Indy Ref 2

Referenda are a bit like buses. You wait decades for one and then three or four come along one after the other. Since 2010 we’ve already had referenda on electoral reform (I suspect that most people, except Nick Clegg, have forgotten that one), Scottish Independence and European Union membership.

Now it looks like we will soon have yet another one, with Nicola Sturgeon this week announcing plans for a second vote on Scottish Independence. The media are already getting excited, and in many cases over excited, about Indy Ref 2.

The most vitriolic coverage has been in the staunchly unionist Daily Telegraph. Allison Pearson used her column to describe Sturgeon as “the love child of a Bay City Roller and a Shetland Pony”. A nasty comment which is both racist and snobbish. Pearson clearly looks down on those of us who don’t share her privileged Oxbridge background.
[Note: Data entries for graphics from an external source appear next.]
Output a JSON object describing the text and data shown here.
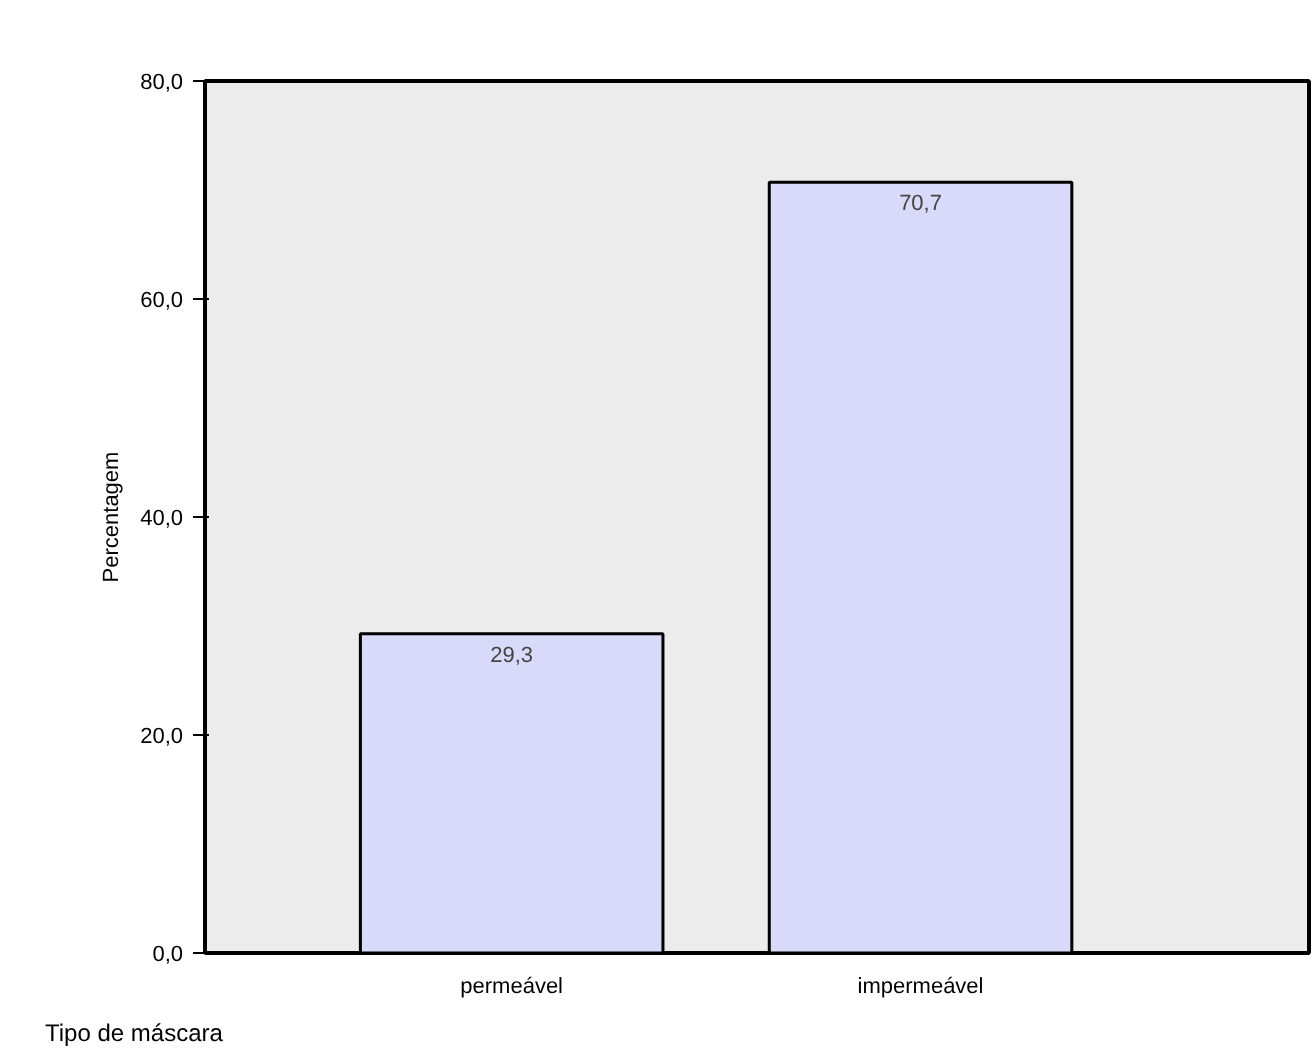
{
  "chart_data": {
    "type": "bar",
    "xlabel": "Tipo de máscara",
    "ylabel": "Percentagem",
    "categories": [
      "permeável",
      "impermeável"
    ],
    "values": [
      29.3,
      70.7
    ],
    "value_labels": [
      "29,3",
      "70,7"
    ],
    "color": "#d9dafa",
    "ylim": [
      0,
      80
    ],
    "yticks": [
      {
        "value": 0,
        "label": "0,0"
      },
      {
        "value": 20,
        "label": "20,0"
      },
      {
        "value": 40,
        "label": "40,0"
      },
      {
        "value": 60,
        "label": "60,0"
      },
      {
        "value": 80,
        "label": "80,0"
      }
    ],
    "grid": false
  }
}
Mind you, it could have been worse. Media reports say that the original headline on Pearson’s column called for Sturgeon to be beheaded.  The Telegraph quickly changed the headline for later editions, but it does seem astonishing that a newspaper could print such a message less than a year after the murder of MP Jo Cox.
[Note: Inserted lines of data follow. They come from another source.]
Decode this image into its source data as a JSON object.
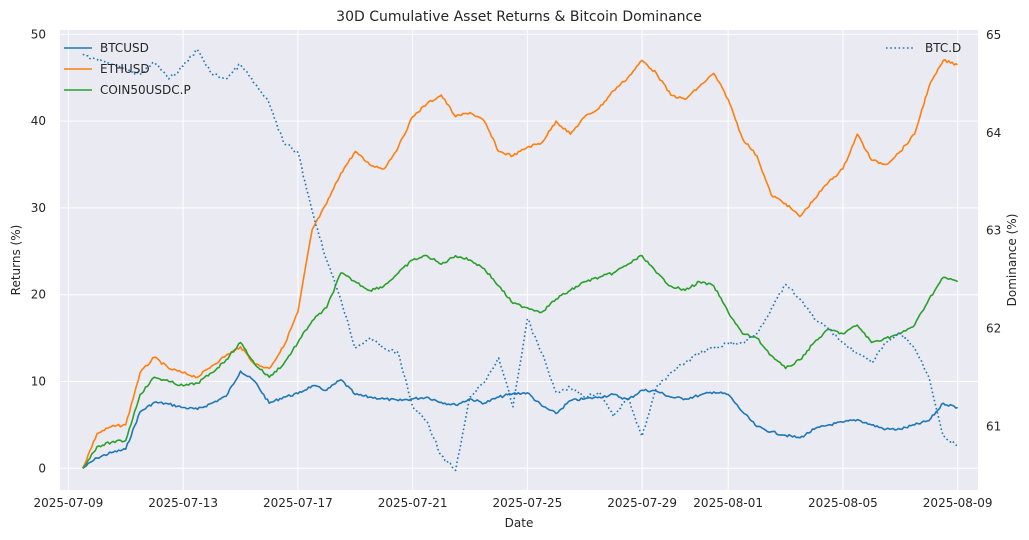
{
  "chart_data": {
    "type": "line",
    "title": "30D Cumulative Asset Returns & Bitcoin Dominance",
    "xlabel": "Date",
    "ylabel": "Returns (%)",
    "y2label": "Dominance (%)",
    "xlim": [
      "2025-07-08T17:00",
      "2025-08-09T17:00"
    ],
    "ylim": [
      -2.5,
      50.5
    ],
    "y2lim": [
      60.35,
      65.05
    ],
    "x_ticks": [
      "2025-07-09",
      "2025-07-13",
      "2025-07-17",
      "2025-07-21",
      "2025-07-25",
      "2025-07-29",
      "2025-08-01",
      "2025-08-05",
      "2025-08-09"
    ],
    "x_tick_labels": [
      "2025-07-09",
      "2025-07-13",
      "2025-07-17",
      "2025-07-21",
      "2025-07-25",
      "2025-07-29",
      "2025-08-01",
      "2025-08-05",
      "2025-08-09"
    ],
    "y_ticks": [
      0,
      10,
      20,
      30,
      40,
      50
    ],
    "y_tick_labels": [
      "0",
      "10",
      "20",
      "30",
      "40",
      "50"
    ],
    "y2_ticks": [
      61,
      62,
      63,
      64,
      65
    ],
    "y2_tick_labels": [
      "61",
      "62",
      "63",
      "64",
      "65"
    ],
    "grid": true,
    "legend_left": "top-left",
    "legend_right": "top-right",
    "background": "#eaeaf2",
    "series": [
      {
        "name": "BTCUSD",
        "axis": "left",
        "color": "#1f77b4",
        "style": "solid",
        "x": [
          "2025-07-09T12:00",
          "2025-07-10T00:00",
          "2025-07-10T12:00",
          "2025-07-11T00:00",
          "2025-07-11T12:00",
          "2025-07-12T00:00",
          "2025-07-12T12:00",
          "2025-07-13T00:00",
          "2025-07-13T12:00",
          "2025-07-14T00:00",
          "2025-07-14T12:00",
          "2025-07-15T00:00",
          "2025-07-15T12:00",
          "2025-07-16T00:00",
          "2025-07-16T12:00",
          "2025-07-17T00:00",
          "2025-07-17T12:00",
          "2025-07-18T00:00",
          "2025-07-18T12:00",
          "2025-07-19T00:00",
          "2025-07-19T12:00",
          "2025-07-20T00:00",
          "2025-07-20T12:00",
          "2025-07-21T00:00",
          "2025-07-21T12:00",
          "2025-07-22T00:00",
          "2025-07-22T12:00",
          "2025-07-23T00:00",
          "2025-07-23T12:00",
          "2025-07-24T00:00",
          "2025-07-24T12:00",
          "2025-07-25T00:00",
          "2025-07-25T12:00",
          "2025-07-26T00:00",
          "2025-07-26T12:00",
          "2025-07-27T00:00",
          "2025-07-27T12:00",
          "2025-07-28T00:00",
          "2025-07-28T12:00",
          "2025-07-29T00:00",
          "2025-07-29T12:00",
          "2025-07-30T00:00",
          "2025-07-30T12:00",
          "2025-07-31T00:00",
          "2025-07-31T12:00",
          "2025-08-01T00:00",
          "2025-08-01T12:00",
          "2025-08-02T00:00",
          "2025-08-02T12:00",
          "2025-08-03T00:00",
          "2025-08-03T12:00",
          "2025-08-04T00:00",
          "2025-08-04T12:00",
          "2025-08-05T00:00",
          "2025-08-05T12:00",
          "2025-08-06T00:00",
          "2025-08-06T12:00",
          "2025-08-07T00:00",
          "2025-08-07T12:00",
          "2025-08-08T00:00",
          "2025-08-08T12:00",
          "2025-08-09T00:00"
        ],
        "values": [
          0,
          1.2,
          1.8,
          2.2,
          6.5,
          7.6,
          7.4,
          7.0,
          6.8,
          7.5,
          8.3,
          11.2,
          10.0,
          7.5,
          8.2,
          8.6,
          9.5,
          9.0,
          10.2,
          8.5,
          8.2,
          8.0,
          7.8,
          8.0,
          8.2,
          7.6,
          7.3,
          8.0,
          7.5,
          8.2,
          8.6,
          8.7,
          7.2,
          6.3,
          7.8,
          8.0,
          8.2,
          8.5,
          7.9,
          9.0,
          8.9,
          8.2,
          8.0,
          8.4,
          8.8,
          8.5,
          6.5,
          4.8,
          4.2,
          3.8,
          3.5,
          4.5,
          5.0,
          5.3,
          5.6,
          5.0,
          4.5,
          4.5,
          5.0,
          5.5,
          7.5,
          7.0
        ]
      },
      {
        "name": "ETHUSD",
        "axis": "left",
        "color": "#ff7f0e",
        "style": "solid",
        "x": [
          "2025-07-09T12:00",
          "2025-07-10T00:00",
          "2025-07-10T12:00",
          "2025-07-11T00:00",
          "2025-07-11T12:00",
          "2025-07-12T00:00",
          "2025-07-12T12:00",
          "2025-07-13T00:00",
          "2025-07-13T12:00",
          "2025-07-14T00:00",
          "2025-07-14T12:00",
          "2025-07-15T00:00",
          "2025-07-15T12:00",
          "2025-07-16T00:00",
          "2025-07-16T12:00",
          "2025-07-17T00:00",
          "2025-07-17T12:00",
          "2025-07-18T00:00",
          "2025-07-18T12:00",
          "2025-07-19T00:00",
          "2025-07-19T12:00",
          "2025-07-20T00:00",
          "2025-07-20T12:00",
          "2025-07-21T00:00",
          "2025-07-21T12:00",
          "2025-07-22T00:00",
          "2025-07-22T12:00",
          "2025-07-23T00:00",
          "2025-07-23T12:00",
          "2025-07-24T00:00",
          "2025-07-24T12:00",
          "2025-07-25T00:00",
          "2025-07-25T12:00",
          "2025-07-26T00:00",
          "2025-07-26T12:00",
          "2025-07-27T00:00",
          "2025-07-27T12:00",
          "2025-07-28T00:00",
          "2025-07-28T12:00",
          "2025-07-29T00:00",
          "2025-07-29T12:00",
          "2025-07-30T00:00",
          "2025-07-30T12:00",
          "2025-07-31T00:00",
          "2025-07-31T12:00",
          "2025-08-01T00:00",
          "2025-08-01T12:00",
          "2025-08-02T00:00",
          "2025-08-02T12:00",
          "2025-08-03T00:00",
          "2025-08-03T12:00",
          "2025-08-04T00:00",
          "2025-08-04T12:00",
          "2025-08-05T00:00",
          "2025-08-05T12:00",
          "2025-08-06T00:00",
          "2025-08-06T12:00",
          "2025-08-07T00:00",
          "2025-08-07T12:00",
          "2025-08-08T00:00",
          "2025-08-08T12:00",
          "2025-08-09T00:00"
        ],
        "values": [
          0,
          4.0,
          4.8,
          5.0,
          11.0,
          12.8,
          11.5,
          11.0,
          10.5,
          11.8,
          13.0,
          14.0,
          12.0,
          11.5,
          14.0,
          18.0,
          27.5,
          30.5,
          34.0,
          36.5,
          35.0,
          34.5,
          37.0,
          40.5,
          42.0,
          43.0,
          40.5,
          41.0,
          40.0,
          36.5,
          36.0,
          37.0,
          37.5,
          40.0,
          38.5,
          40.5,
          41.5,
          43.5,
          45.0,
          47.0,
          45.5,
          43.0,
          42.5,
          44.0,
          45.5,
          42.5,
          38.0,
          36.0,
          31.5,
          30.5,
          29.0,
          31.0,
          33.0,
          34.5,
          38.5,
          35.5,
          35.0,
          36.5,
          38.5,
          44.0,
          47.0,
          46.5
        ]
      },
      {
        "name": "COIN50USDC.P",
        "axis": "left",
        "color": "#2ca02c",
        "style": "solid",
        "x": [
          "2025-07-09T12:00",
          "2025-07-10T00:00",
          "2025-07-10T12:00",
          "2025-07-11T00:00",
          "2025-07-11T12:00",
          "2025-07-12T00:00",
          "2025-07-12T12:00",
          "2025-07-13T00:00",
          "2025-07-13T12:00",
          "2025-07-14T00:00",
          "2025-07-14T12:00",
          "2025-07-15T00:00",
          "2025-07-15T12:00",
          "2025-07-16T00:00",
          "2025-07-16T12:00",
          "2025-07-17T00:00",
          "2025-07-17T12:00",
          "2025-07-18T00:00",
          "2025-07-18T12:00",
          "2025-07-19T00:00",
          "2025-07-19T12:00",
          "2025-07-20T00:00",
          "2025-07-20T12:00",
          "2025-07-21T00:00",
          "2025-07-21T12:00",
          "2025-07-22T00:00",
          "2025-07-22T12:00",
          "2025-07-23T00:00",
          "2025-07-23T12:00",
          "2025-07-24T00:00",
          "2025-07-24T12:00",
          "2025-07-25T00:00",
          "2025-07-25T12:00",
          "2025-07-26T00:00",
          "2025-07-26T12:00",
          "2025-07-27T00:00",
          "2025-07-27T12:00",
          "2025-07-28T00:00",
          "2025-07-28T12:00",
          "2025-07-29T00:00",
          "2025-07-29T12:00",
          "2025-07-30T00:00",
          "2025-07-30T12:00",
          "2025-07-31T00:00",
          "2025-07-31T12:00",
          "2025-08-01T00:00",
          "2025-08-01T12:00",
          "2025-08-02T00:00",
          "2025-08-02T12:00",
          "2025-08-03T00:00",
          "2025-08-03T12:00",
          "2025-08-04T00:00",
          "2025-08-04T12:00",
          "2025-08-05T00:00",
          "2025-08-05T12:00",
          "2025-08-06T00:00",
          "2025-08-06T12:00",
          "2025-08-07T00:00",
          "2025-08-07T12:00",
          "2025-08-08T00:00",
          "2025-08-08T12:00",
          "2025-08-09T00:00"
        ],
        "values": [
          0,
          2.5,
          3.0,
          3.2,
          8.5,
          10.5,
          10.0,
          9.5,
          9.8,
          11.0,
          12.5,
          14.5,
          12.0,
          10.5,
          12.0,
          14.5,
          17.0,
          18.5,
          22.5,
          21.5,
          20.5,
          21.0,
          22.5,
          24.0,
          24.5,
          23.5,
          24.5,
          24.0,
          23.0,
          21.0,
          19.0,
          18.5,
          18.0,
          19.5,
          20.5,
          21.5,
          22.0,
          22.5,
          23.5,
          24.5,
          22.5,
          21.0,
          20.5,
          21.5,
          21.0,
          18.0,
          15.5,
          15.0,
          13.0,
          11.5,
          12.5,
          14.5,
          16.0,
          15.5,
          16.5,
          14.5,
          15.0,
          15.5,
          16.5,
          19.5,
          22.0,
          21.5
        ]
      },
      {
        "name": "BTC.D",
        "axis": "right",
        "color": "#1f77b4",
        "style": "dotted",
        "x": [
          "2025-07-09T12:00",
          "2025-07-10T00:00",
          "2025-07-10T12:00",
          "2025-07-11T00:00",
          "2025-07-11T12:00",
          "2025-07-12T00:00",
          "2025-07-12T12:00",
          "2025-07-13T00:00",
          "2025-07-13T12:00",
          "2025-07-14T00:00",
          "2025-07-14T12:00",
          "2025-07-15T00:00",
          "2025-07-15T12:00",
          "2025-07-16T00:00",
          "2025-07-16T12:00",
          "2025-07-17T00:00",
          "2025-07-17T12:00",
          "2025-07-18T00:00",
          "2025-07-18T12:00",
          "2025-07-19T00:00",
          "2025-07-19T12:00",
          "2025-07-20T00:00",
          "2025-07-20T12:00",
          "2025-07-21T00:00",
          "2025-07-21T12:00",
          "2025-07-22T00:00",
          "2025-07-22T12:00",
          "2025-07-23T00:00",
          "2025-07-23T12:00",
          "2025-07-24T00:00",
          "2025-07-24T12:00",
          "2025-07-25T00:00",
          "2025-07-25T12:00",
          "2025-07-26T00:00",
          "2025-07-26T12:00",
          "2025-07-27T00:00",
          "2025-07-27T12:00",
          "2025-07-28T00:00",
          "2025-07-28T12:00",
          "2025-07-29T00:00",
          "2025-07-29T12:00",
          "2025-07-30T00:00",
          "2025-07-30T12:00",
          "2025-07-31T00:00",
          "2025-07-31T12:00",
          "2025-08-01T00:00",
          "2025-08-01T12:00",
          "2025-08-02T00:00",
          "2025-08-02T12:00",
          "2025-08-03T00:00",
          "2025-08-03T12:00",
          "2025-08-04T00:00",
          "2025-08-04T12:00",
          "2025-08-05T00:00",
          "2025-08-05T12:00",
          "2025-08-06T00:00",
          "2025-08-06T12:00",
          "2025-08-07T00:00",
          "2025-08-07T12:00",
          "2025-08-08T00:00",
          "2025-08-08T12:00",
          "2025-08-09T00:00"
        ],
        "values": [
          64.8,
          64.75,
          64.7,
          64.65,
          64.6,
          64.72,
          64.55,
          64.68,
          64.85,
          64.6,
          64.55,
          64.7,
          64.5,
          64.3,
          63.9,
          63.8,
          63.2,
          62.7,
          62.3,
          61.8,
          61.9,
          61.8,
          61.75,
          61.2,
          61.05,
          60.7,
          60.55,
          61.3,
          61.45,
          61.7,
          61.2,
          62.1,
          61.75,
          61.35,
          61.4,
          61.3,
          61.35,
          61.1,
          61.3,
          60.9,
          61.4,
          61.55,
          61.65,
          61.75,
          61.8,
          61.85,
          61.85,
          61.95,
          62.2,
          62.45,
          62.3,
          62.1,
          62.0,
          61.85,
          61.75,
          61.65,
          61.85,
          61.95,
          61.8,
          61.5,
          60.9,
          60.8
        ]
      }
    ]
  }
}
Sturgeon is clearly hopeful of getting a “Yes” majority this time round and she has two major factors in her favour. Firstly, she will be hoping to tap into the anti Brexit mood in Scotland. Secondly, she will hope that the disarray of the Labour Party means that Scottish voters will see Independence as the best way of avoiding a lifetime of Conservative Governments.

It will be fascinating to see who ends up leading the Better Together campaign this time round.  Alistair Darling has made it clear that he doesn’t want the job for a second time and Kezia Dugdale, Labour’s Leader in Scotland, clearly isn’t up to it. The Scottish Tory Leader Ruth Davidson is a superb media performer, but the fact that she is a Tory means that she will find it tough to get through to the left leaning Scottish electorate. Whoever gets the job of going head to head with Nicola Sturgeon may well find it thankless task.

Thankfully the 2014 referendum was free of political violence, but newspapers will need to show more responsibility than the Telegraph if we are to have a peaceful campaign this time round.